# Data Mixing Made Efficient: A Bivariate Scaling Law for Language Model Pretraining

## Setup

To train models from scratch, follow the instructions in [Getting Started](https://github.com/sangmichaelxie/doremi/blob/main/README.md#getting-started) to install DoReMi and preprocess datasets.


Here, we provide a standalone script to collect conditonal entropy from the processed datasets:

```bash
python collect_ce.py /path/to/a/processed/domain/ 2
```

## Running

Before training, transfer the entire [configs](configs) folder into the cloned DoReMi codebase.
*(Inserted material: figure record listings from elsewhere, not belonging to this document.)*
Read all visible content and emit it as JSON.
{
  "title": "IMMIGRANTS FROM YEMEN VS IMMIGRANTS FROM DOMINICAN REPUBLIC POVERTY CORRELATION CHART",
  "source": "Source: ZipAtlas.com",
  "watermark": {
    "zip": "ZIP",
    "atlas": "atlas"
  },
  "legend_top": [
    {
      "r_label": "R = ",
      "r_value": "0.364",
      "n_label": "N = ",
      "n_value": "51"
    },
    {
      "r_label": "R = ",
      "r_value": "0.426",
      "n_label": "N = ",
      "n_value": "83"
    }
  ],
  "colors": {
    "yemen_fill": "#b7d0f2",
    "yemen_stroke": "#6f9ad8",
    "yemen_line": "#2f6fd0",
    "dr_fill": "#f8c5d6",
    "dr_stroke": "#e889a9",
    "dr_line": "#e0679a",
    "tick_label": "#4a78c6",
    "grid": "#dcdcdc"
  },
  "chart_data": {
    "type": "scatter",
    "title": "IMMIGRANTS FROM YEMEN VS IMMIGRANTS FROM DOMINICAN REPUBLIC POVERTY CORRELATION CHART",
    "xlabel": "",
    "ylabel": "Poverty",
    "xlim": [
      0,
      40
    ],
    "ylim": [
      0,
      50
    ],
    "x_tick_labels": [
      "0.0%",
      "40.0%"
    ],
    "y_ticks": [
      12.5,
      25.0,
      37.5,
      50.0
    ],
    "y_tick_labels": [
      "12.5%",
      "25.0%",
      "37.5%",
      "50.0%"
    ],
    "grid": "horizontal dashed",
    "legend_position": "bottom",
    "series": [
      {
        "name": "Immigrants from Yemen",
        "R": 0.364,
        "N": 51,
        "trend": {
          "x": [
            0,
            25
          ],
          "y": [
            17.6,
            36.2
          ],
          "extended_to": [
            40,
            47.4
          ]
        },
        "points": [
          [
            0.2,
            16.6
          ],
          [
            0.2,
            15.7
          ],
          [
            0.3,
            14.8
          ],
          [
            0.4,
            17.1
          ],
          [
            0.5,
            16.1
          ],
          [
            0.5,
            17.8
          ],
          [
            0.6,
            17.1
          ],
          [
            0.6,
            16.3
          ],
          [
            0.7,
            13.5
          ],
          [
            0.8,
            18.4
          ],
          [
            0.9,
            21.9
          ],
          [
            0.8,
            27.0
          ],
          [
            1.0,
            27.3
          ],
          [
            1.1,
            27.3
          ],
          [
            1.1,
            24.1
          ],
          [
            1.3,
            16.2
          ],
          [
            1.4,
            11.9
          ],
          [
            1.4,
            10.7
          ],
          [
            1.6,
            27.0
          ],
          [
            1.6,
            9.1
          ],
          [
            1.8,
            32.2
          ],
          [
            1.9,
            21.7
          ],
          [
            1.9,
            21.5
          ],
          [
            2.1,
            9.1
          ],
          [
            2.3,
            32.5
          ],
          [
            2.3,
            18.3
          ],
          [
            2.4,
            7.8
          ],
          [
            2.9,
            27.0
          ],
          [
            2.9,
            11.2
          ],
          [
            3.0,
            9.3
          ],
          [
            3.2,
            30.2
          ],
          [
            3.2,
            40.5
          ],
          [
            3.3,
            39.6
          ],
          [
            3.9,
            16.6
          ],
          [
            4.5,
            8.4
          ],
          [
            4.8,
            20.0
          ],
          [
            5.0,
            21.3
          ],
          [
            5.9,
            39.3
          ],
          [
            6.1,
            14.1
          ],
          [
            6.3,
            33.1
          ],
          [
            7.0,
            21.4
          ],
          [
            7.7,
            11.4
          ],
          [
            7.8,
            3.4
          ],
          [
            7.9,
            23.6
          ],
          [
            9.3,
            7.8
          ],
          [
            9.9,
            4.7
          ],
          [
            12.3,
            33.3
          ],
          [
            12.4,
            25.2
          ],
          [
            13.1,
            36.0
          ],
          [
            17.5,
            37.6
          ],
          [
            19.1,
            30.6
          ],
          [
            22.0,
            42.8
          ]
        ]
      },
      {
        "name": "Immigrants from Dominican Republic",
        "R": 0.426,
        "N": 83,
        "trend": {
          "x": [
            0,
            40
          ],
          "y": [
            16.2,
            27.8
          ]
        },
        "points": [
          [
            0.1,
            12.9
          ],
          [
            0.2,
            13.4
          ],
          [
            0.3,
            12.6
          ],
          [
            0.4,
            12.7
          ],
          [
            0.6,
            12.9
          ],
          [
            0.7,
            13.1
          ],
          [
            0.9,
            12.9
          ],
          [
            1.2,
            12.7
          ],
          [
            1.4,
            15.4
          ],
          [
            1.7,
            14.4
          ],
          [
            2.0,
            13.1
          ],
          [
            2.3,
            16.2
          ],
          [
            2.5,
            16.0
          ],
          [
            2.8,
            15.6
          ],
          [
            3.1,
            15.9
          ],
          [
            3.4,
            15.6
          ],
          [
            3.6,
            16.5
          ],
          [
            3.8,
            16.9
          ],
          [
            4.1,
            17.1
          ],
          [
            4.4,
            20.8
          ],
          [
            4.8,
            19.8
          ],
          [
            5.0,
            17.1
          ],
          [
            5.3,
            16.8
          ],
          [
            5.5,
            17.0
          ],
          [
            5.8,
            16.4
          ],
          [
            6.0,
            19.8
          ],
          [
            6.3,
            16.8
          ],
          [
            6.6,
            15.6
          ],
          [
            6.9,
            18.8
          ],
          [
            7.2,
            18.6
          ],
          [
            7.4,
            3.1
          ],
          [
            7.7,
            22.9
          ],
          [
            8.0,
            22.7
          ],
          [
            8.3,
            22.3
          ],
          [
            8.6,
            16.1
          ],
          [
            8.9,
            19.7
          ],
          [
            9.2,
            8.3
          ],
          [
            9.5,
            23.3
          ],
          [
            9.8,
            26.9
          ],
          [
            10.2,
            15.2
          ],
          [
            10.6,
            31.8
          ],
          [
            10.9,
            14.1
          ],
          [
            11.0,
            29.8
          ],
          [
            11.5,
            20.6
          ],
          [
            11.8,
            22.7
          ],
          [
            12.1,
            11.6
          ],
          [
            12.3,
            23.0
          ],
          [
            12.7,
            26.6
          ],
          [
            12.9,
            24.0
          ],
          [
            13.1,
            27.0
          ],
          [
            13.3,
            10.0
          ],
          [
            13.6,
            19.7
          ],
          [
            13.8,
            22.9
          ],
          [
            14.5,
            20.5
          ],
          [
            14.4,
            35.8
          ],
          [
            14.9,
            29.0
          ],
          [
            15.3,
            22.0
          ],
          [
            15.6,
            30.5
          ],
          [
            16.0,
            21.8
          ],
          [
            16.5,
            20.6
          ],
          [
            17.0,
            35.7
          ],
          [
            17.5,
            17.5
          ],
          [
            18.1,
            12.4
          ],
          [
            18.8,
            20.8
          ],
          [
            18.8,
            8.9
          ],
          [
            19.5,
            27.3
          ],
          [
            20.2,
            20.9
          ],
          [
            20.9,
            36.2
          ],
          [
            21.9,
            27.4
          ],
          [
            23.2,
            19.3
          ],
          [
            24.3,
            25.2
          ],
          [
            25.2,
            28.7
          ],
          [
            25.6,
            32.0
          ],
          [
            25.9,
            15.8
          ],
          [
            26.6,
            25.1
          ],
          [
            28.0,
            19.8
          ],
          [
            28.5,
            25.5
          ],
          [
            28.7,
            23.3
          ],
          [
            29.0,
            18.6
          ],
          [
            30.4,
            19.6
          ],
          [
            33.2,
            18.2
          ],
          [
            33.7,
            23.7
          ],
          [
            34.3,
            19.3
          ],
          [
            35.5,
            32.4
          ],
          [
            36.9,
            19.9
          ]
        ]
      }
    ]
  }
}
To train a 120M model using data mixture driven by conditional entropy, run the following command within the DoReMi directory:

```bash
bash scripts/runs/run_pile_baseline120M.sh sp_ce
```

To evaluate the trained model on downstream tasks, run the following command within the DoReMi directory:

```bash
bash scripts/runs/run_pile_baseline120M.sh sp_ce eval
```

## Visualization

To visualize scaling behaviors, refer to `scaling_prop.ipynb` and `scaling_steps.ipynb` within the [Pile](Pile) and [SlimPajama](SlimPajama) directories.


## Fitting

To fit the coefficients of the bivariate mixing law, refer to `fit_mixing_law.ipynb` within the [Pile](Pile) and [SlimPajama](SlimPajama) directories.